FÉ SOB SUSPEITA

Médium é acusada de forjar psicografias com dados de redes sociais

Fachada da Casa de Caridade Inácio Daniel.
Casa de Caridade Inácio Daniel, em Águas Claras, é alvo de apurações por suspeita de fraude em cartas psicografadas - Foto: KEBEC NOGUEIRA/METRÓPOLES @kebecfotografo

Investigação aponta que mensagens seriam produzidas a partir de perfis digitais de enlutados; Polícia Civil do Distrito Federal apura denúncias de charlatanismo.

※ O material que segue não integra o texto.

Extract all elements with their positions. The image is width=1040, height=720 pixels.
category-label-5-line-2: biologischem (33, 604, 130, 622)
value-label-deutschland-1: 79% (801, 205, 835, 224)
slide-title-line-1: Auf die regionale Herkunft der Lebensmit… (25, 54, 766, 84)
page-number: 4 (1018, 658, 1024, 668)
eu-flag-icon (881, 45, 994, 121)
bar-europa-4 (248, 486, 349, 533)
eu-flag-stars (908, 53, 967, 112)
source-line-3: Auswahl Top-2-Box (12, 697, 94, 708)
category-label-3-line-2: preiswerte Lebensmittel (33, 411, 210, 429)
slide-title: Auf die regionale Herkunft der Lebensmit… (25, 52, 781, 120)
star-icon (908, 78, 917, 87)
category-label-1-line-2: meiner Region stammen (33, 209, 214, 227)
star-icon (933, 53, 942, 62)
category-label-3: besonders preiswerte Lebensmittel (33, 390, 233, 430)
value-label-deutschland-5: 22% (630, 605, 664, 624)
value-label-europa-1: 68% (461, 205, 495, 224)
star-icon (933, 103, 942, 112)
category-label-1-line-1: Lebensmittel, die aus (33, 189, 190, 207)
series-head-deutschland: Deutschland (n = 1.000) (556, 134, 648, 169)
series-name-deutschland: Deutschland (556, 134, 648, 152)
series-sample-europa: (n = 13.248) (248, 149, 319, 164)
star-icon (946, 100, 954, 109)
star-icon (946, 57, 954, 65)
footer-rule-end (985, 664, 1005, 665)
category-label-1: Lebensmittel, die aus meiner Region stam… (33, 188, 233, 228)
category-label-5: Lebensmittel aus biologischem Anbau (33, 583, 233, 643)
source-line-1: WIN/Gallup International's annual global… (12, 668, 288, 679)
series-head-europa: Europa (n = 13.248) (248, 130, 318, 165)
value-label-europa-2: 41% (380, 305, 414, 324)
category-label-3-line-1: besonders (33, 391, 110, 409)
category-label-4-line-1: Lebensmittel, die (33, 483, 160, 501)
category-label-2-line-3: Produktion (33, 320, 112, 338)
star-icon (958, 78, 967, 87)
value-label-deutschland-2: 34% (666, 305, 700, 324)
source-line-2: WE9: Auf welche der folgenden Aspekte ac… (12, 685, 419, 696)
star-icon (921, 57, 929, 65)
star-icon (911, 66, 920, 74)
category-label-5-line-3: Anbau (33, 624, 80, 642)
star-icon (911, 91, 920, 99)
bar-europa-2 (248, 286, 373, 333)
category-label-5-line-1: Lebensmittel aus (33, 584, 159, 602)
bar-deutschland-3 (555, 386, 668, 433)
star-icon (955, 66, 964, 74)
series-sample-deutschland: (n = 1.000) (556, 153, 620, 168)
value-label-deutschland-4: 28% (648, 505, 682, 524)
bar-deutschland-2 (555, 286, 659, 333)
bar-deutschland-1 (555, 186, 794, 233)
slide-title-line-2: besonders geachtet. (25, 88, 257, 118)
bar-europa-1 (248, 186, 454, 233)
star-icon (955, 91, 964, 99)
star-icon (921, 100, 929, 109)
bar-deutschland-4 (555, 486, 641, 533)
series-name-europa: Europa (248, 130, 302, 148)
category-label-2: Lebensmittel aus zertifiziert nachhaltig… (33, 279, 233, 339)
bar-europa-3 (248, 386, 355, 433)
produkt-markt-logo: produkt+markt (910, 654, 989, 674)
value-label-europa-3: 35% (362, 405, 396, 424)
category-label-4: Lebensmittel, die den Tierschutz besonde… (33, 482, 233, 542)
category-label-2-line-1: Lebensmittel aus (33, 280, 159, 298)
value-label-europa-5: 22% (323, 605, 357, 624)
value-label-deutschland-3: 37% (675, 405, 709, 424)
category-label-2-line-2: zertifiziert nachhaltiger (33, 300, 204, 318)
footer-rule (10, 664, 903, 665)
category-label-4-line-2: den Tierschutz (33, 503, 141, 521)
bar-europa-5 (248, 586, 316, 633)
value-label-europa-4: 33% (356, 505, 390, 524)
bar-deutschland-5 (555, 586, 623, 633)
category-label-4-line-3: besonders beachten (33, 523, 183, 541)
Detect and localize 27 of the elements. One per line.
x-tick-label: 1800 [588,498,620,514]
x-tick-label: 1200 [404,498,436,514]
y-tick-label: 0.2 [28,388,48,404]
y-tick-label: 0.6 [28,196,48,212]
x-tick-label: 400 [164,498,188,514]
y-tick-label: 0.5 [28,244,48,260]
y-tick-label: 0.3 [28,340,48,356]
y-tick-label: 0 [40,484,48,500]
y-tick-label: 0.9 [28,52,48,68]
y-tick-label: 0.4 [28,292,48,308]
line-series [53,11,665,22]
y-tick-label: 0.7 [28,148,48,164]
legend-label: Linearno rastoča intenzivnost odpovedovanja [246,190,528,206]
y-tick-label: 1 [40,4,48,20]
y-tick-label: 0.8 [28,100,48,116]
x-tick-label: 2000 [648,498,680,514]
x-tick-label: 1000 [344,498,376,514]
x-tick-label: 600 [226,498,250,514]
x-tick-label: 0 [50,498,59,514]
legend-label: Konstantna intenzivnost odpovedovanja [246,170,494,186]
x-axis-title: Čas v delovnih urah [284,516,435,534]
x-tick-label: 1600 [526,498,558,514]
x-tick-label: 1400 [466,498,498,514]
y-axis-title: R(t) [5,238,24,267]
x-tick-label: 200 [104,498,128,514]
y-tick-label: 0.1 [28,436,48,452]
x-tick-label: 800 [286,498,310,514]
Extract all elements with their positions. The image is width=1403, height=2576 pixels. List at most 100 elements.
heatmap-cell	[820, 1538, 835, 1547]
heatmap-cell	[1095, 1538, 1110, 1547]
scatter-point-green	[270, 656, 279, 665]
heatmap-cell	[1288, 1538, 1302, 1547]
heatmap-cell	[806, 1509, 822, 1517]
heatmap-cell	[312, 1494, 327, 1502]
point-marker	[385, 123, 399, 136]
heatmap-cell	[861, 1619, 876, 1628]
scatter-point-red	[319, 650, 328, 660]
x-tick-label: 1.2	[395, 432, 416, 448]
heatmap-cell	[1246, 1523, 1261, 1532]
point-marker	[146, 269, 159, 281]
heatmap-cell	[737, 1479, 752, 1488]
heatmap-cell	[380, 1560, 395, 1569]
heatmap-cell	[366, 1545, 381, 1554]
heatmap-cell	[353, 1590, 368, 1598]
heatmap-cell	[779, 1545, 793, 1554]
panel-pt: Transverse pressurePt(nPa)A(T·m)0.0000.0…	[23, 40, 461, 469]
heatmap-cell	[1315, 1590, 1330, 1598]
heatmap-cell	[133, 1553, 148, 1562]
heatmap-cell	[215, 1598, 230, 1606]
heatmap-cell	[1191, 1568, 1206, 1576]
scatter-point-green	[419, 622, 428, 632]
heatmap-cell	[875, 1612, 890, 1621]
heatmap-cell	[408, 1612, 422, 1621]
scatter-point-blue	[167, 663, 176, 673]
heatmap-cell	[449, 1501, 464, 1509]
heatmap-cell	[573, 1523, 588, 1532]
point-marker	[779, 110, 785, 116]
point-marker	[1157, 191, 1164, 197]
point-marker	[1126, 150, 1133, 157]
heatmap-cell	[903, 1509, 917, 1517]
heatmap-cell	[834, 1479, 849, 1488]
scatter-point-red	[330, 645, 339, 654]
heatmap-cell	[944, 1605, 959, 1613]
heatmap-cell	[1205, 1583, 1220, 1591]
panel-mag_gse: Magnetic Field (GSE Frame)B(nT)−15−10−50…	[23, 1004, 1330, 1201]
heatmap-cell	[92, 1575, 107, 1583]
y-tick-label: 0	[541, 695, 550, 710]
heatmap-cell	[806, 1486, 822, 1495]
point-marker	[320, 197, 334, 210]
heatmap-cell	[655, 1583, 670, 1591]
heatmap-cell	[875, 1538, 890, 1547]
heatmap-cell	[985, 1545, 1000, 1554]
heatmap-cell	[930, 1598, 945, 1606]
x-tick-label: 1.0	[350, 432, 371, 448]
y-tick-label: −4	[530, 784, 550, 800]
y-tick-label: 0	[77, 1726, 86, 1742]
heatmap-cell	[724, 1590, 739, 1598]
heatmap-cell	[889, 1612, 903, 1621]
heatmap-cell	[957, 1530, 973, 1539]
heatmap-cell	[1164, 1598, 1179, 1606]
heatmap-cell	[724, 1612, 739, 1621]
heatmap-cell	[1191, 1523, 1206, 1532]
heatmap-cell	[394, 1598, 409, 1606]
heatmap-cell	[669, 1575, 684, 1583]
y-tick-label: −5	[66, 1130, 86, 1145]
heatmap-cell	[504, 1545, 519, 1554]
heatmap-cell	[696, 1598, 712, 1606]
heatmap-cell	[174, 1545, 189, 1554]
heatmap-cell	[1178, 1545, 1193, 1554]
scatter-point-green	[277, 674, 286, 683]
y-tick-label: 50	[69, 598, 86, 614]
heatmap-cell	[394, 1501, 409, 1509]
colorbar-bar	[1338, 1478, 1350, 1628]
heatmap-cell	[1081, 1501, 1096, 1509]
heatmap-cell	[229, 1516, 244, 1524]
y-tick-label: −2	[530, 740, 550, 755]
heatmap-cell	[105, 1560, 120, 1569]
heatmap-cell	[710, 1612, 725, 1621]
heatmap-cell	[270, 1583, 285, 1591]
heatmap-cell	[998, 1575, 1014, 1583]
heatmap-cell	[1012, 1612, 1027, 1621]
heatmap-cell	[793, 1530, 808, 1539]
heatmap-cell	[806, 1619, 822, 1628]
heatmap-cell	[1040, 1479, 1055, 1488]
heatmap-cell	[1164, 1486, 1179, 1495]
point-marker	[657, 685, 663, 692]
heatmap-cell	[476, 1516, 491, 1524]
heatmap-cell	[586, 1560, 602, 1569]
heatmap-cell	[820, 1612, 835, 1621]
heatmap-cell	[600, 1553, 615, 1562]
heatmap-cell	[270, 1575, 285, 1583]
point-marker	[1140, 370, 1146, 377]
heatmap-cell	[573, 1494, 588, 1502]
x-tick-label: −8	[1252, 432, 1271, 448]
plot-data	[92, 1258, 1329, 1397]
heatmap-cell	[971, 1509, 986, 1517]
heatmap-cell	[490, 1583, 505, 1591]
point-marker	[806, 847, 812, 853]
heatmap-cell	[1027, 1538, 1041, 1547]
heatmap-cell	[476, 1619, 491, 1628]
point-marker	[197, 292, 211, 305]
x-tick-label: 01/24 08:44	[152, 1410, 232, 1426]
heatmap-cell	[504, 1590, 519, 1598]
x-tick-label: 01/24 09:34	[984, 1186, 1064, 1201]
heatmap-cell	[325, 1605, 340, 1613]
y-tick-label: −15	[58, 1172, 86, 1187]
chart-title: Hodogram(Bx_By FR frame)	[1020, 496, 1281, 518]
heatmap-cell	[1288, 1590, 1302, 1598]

No abismo do luto, onde a busca por conforto se transforma em uma necessidade urgente, a fé de dezenas de famílias foi colocada à prova. Uma investigação jornalística revelou um esquema de manipulação emocional que atingiu frequentadores da Casa de Caridade Inácio Daniel, instituição liderada pela médium Maira Rocha no Distrito Federal.

Relatos colhidos ao longo das últimas três semanas apontam que as supostas cartas psicografadas, que prometiam consolo aos parentes de pessoas falecidas, seriam forjadas a partir de pesquisas em fontes abertas, como boletins de ocorrência e, principalmente, publicações em redes sociais como Instagram e Facebook.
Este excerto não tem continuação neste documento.